A working round-screened air traffic control station and
a reborn 1980s ICL 2900 workhorse mainframe are among the
attractions lined up for the new National Museum of Computing, which is being
set up this year.
The star attraction is the world’s first digital computer, the
wartime codebreaking machine Colossus, restored and recently
transported back to its birthplace at Bletchley Park, the site of
the museum.
The facility is being developed by the Codes and Ciphers
Heritage Trust in partnership with the Bletchley Park Trust and it
is supported by the British Computer Society.

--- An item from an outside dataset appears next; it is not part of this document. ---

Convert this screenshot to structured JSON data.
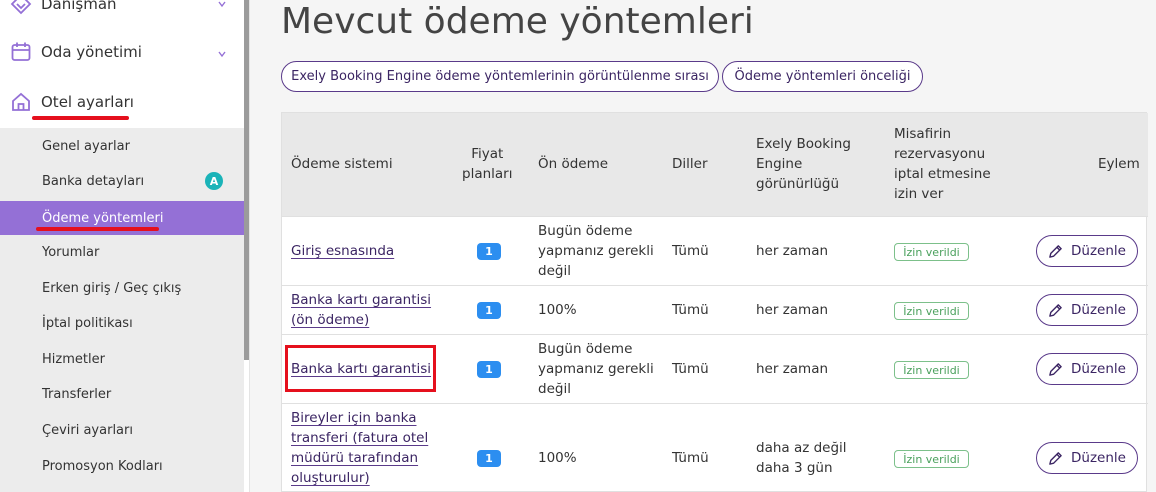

In January, the BCS helped secure the future of the Colossus
with a £75,000 donation. “Colossus is a genuine milestone in
computing history – not just in terms of the crucially important
role it played in winning the Second World War, but also how it
paved the way for the future of computing,” said BCS president
Nigel Shadbolt.
The museum will show how the painstaking work of the Bletchley
Park codebreakers to crack first the Enigma and then the Lorenz
machine gave rise to the age of digital computing.
The museum will follow the development of computing from the
ultra-secret pioneering efforts of that time, through the
mainframes of the 1960s and 1970s, and the rise of personal
computing in the 1980s.
Colossus is already open to the public, who can see
demonstrations of how the computer cracked a
German encrypted message during the Second World War.